10. Meet up with other writers 

Talking about writing can often be more enjoyable than the act itself. But again, just because it’s fun, doesn’t mean it’s useless. I always come away from our writers’ group meetings with something – inspiration, a fresh perspective, or a reminder it’s normal to find writing difficult sometimes. People have ideas for my work. Some seem obvious once they’re suggested. Some, if not perfect, lead to others of my own.
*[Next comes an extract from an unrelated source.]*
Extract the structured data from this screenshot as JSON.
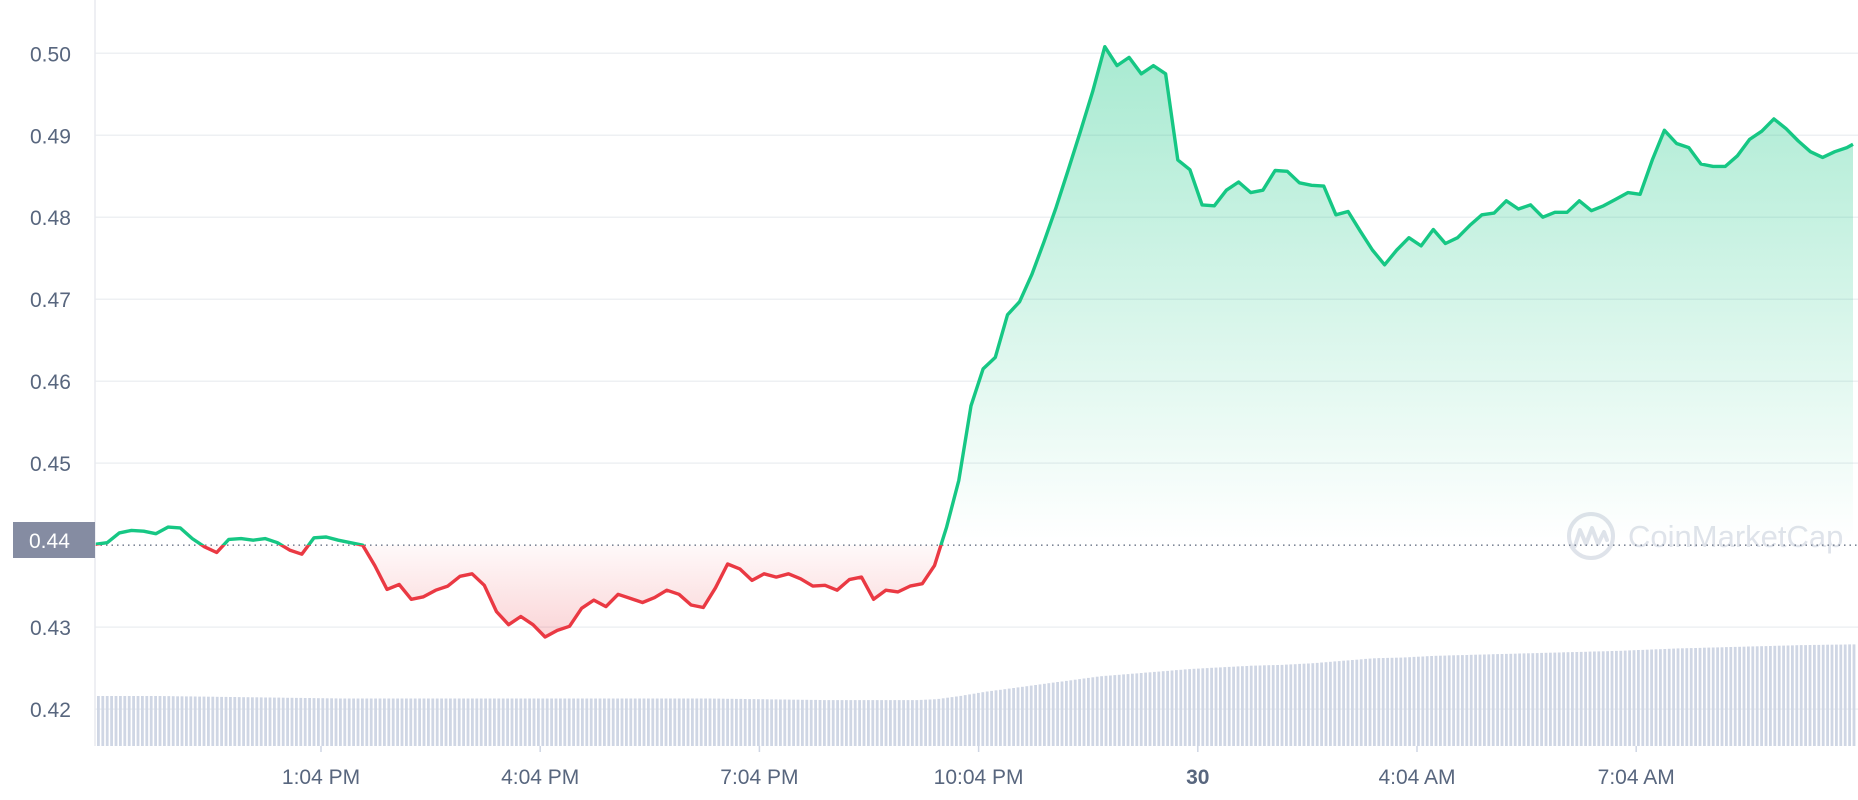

11. Express your creativity in a different way 

Why not enjoy a craft you’re less invested in and create something else? Few toddlers stop painting because they don’t think they’re very good at it. By adulthood, most of us treat creativity as an indulgence unless it provides something useful. This conditioning hinders us, particularly when we’re attempting a novel for the first time. Suddenly, we realise it’s not very good. We want to give up, unwilling to spend time on something that is only going to see our hard drive. Changing art or craft to enjoy creating just for the sake of it will help us rediscover our creativity. As arts educationalist Sir Ken Robinson says in one of his TED talks: ‘I don’t mean to say that being wrong is the same thing as being creative. What we do know is, if you’re not prepared to be wrong, you’ll never come up with anything original.’

12. Research 

Research is an excellent way of avoiding actually writing your manuscript. No one will guess that’s what you’re doing, because you probably need to do it. Those fascinating details might not only help your readers to suspend their disbelief, but perhaps give you a way out of that plot problem.

And finally... 

But you shouldn’t need excuses to separate yourself from your manuscript every so often. Doing so will, in itself, help your writing. In the middle of a long, challenging project, it’s easy to lose perspective. Resting or changing your focus for a while, whatever you do instead, will help you regain it.